Mein Motto muß mehr denn je lauten: Aufwertung des Kulturbereiches in einer Abwärtsbewegung der Budgets. Wie kann das gehen? Meine bevorzugte Mutmaßung: Nur durch rigorose inhaltliche Arbeit und angemessene Kooperationen. Einen anderen Weg sehe ich derzeit nicht.

Das Publikum dieser Website schwankt, doch kommen allerweil einige hundert Leute zusammen. Auf Facebook hat kunst ost rund 270 Mitglieder. Zum Vergleich: KOMM.ST hat zirka 230, styrian summer art 240. Bei der Galerie einraum sind es dort etwa 300.

An all diesen Communities überschneidet sich gewiß einiges. Aber wären dabei bloß 50 bis 70 Leute, denen Kunst und Kunstvermittlung ein wichtiges Thema ist, die sich demnach nicht bloß als Publikum verstehen, läge darin schon ein erhebliches Potential, um in der Steiermark kulturpolitische Schubkraft zu generieren.

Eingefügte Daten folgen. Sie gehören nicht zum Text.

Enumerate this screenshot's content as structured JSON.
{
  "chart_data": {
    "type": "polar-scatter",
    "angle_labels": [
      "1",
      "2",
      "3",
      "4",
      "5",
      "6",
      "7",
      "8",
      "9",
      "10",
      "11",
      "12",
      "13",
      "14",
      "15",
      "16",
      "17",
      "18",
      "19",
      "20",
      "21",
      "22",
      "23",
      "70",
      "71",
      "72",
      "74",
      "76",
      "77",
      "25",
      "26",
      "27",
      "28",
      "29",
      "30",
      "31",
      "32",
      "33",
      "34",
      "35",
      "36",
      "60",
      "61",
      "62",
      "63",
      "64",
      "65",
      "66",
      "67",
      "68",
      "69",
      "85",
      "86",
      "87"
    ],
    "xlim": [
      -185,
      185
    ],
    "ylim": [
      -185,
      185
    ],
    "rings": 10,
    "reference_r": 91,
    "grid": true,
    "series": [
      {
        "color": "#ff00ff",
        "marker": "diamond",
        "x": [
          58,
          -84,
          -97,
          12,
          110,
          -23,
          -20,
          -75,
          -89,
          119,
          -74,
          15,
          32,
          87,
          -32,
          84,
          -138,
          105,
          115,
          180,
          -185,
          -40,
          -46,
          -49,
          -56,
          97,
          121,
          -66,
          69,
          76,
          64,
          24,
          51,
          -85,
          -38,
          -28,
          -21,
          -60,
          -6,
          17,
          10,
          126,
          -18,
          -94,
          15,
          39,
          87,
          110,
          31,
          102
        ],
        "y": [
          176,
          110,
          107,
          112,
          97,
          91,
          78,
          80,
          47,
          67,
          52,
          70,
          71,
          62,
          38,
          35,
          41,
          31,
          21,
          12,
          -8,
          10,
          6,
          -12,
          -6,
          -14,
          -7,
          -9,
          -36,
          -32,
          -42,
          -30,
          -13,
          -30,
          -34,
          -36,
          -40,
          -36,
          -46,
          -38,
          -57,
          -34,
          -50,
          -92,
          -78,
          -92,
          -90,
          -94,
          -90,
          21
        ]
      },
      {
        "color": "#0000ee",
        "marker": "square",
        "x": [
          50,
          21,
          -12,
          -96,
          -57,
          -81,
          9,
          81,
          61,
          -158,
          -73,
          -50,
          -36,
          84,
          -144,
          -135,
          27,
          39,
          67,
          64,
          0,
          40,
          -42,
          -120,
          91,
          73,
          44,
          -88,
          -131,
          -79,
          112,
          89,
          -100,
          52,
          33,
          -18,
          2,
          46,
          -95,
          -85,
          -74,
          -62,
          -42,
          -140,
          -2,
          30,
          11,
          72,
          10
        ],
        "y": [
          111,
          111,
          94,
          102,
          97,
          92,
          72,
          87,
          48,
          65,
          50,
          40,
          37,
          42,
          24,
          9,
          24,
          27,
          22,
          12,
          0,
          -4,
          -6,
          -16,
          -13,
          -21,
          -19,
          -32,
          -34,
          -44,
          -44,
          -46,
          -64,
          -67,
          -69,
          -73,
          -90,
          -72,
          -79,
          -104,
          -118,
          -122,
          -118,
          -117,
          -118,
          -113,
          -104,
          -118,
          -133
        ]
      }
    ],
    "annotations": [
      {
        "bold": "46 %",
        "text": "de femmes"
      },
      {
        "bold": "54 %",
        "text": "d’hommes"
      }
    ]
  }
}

Damit meine ich keinen halbherzigen Aktionismus, der sich drei Mal im Jahr auf der Straße verausgabt. Damit meine ich eine konsequente Arbeit an Inhalten und an künstlerischen Strategien. Derlei Diskurse finden aber nicht statt. Und falls sie gelegentlich vorkommen, finden sie kaum Wege in die Öffentlichkeit. Schritte nach außen bleiben die Ausnahme.

Ich erinnere mich an frühe Jahre der Netzkultur, in denen eine gewisse Abschätzigkeit gegenüber „Saugern“ herrschte. Das meinte Leute, die aus dem Netz nur Informationen beziehen, aber keine beisteuern. Eine aktive Diskussions- und Informationskultur hat sich seither nicht gerade durchgesetzt. Der größte Teil kultureller Netizens besteht aus „Saugern“.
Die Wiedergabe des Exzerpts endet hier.